For years that number remained fairly constant, but with the closing of HOVENSA on St. Croix, the percentage of overall revenue from property taxes has decreased to 8 percent.
Overall, the property tax burden remains relatively low compared to the rest of the country. On a list of the median property tax values from highest to lowest among the 50 U.S. states, the Virgin Islands ranks close to the bottom, on par with 48 out of 50 states. However, the median values on St. John are closer to the middle, on par with the state ranked at the 27 highest rate.
How Much Tax Does the National Park Pay?
There is actually a great deal of land on St. John that is not taxed at all, and that includes the Virgin Islands National Park. Property owned by governments — federal, state, municipal — are generally exempted from paying property taxes, as is property owned by religious organizations and property owned by corporations that receive Economic Development Authority benefits.
Approximately 60 percent of the land on St.
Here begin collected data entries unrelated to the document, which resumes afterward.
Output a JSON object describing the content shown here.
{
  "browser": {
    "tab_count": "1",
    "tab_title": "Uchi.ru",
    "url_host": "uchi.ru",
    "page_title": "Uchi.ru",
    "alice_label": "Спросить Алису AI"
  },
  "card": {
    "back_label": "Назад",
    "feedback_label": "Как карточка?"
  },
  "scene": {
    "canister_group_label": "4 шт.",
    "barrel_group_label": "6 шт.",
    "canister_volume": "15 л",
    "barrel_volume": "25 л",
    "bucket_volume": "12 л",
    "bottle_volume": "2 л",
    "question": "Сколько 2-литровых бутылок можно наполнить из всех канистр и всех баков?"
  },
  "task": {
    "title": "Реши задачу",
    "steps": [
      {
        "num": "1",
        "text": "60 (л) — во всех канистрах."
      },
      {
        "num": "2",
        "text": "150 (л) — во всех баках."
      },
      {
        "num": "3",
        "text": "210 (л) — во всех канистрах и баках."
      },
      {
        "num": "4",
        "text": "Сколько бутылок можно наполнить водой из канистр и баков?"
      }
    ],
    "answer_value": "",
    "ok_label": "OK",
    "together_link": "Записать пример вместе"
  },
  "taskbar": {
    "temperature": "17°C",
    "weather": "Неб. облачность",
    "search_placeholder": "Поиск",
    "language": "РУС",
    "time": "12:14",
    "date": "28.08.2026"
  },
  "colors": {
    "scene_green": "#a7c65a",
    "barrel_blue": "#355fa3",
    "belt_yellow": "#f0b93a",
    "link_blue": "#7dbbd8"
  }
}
John is within the VINP boundaries, according to VINP Superintendent Brion Fitzgerald. Obviously, this has a significant impact on the total amount of property tax revenue collected by the territory.
However, there is a Federal program to offset some of these losses which is explained on the Department of the Interior website.
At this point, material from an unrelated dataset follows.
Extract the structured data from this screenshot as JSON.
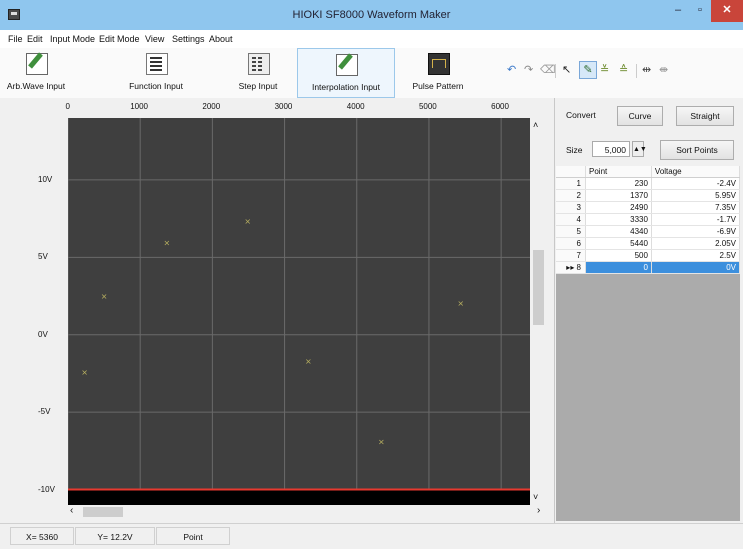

“Payments in Lieu of Taxes (PILT) are Federal government payments to local governments (counties) which have certain Federal lands within their boundaries. The purpose of the payments is to offset the losses in property taxes due to nontaxable Federal land. The Department of Interior [DOE] administers the program and is responsible for the calculation of payments according to formulas established by law and distributes the funds appropriated by Congress.”
“Here in the VI, the DOI has issued PILT’s for many years — with the last three years annual PILT running just over $33,000,” said Fitzgerald.
One property owner on St. John scoffed at that number. “There are businesses on St. John that pay more than that,” he said.
The Real Property Tax Reform Task Force has targeted September as a month by which it plans to present its recommendations for legislation to reform the property tax system.
In the coming months, St. John Tradewinds will publish articles which detail the complexities of the issue, including the current lawsuit filed against the VI Government by the Unity Day group which is challenging the system used to assess property tax values.
One website property owners need to know
Give the Office of the Lieutenant Governor some credit for creating a website that can provide valuable property tax information and, for some people, hours of entertainment.
The site is http://www.mapgeo.com/usvi/, and it shows somewhat dated but otherwise excellent satellite photography of the entire Virgin Islands. With a few clicks of a mouse you can expand the photos and hover like a drone over the islands.
Interested in who owns a particular piece of property? You can choose a home or an undeveloped lot, and with just another few clicks you can find out the name of the owner and the owner’s mailing address.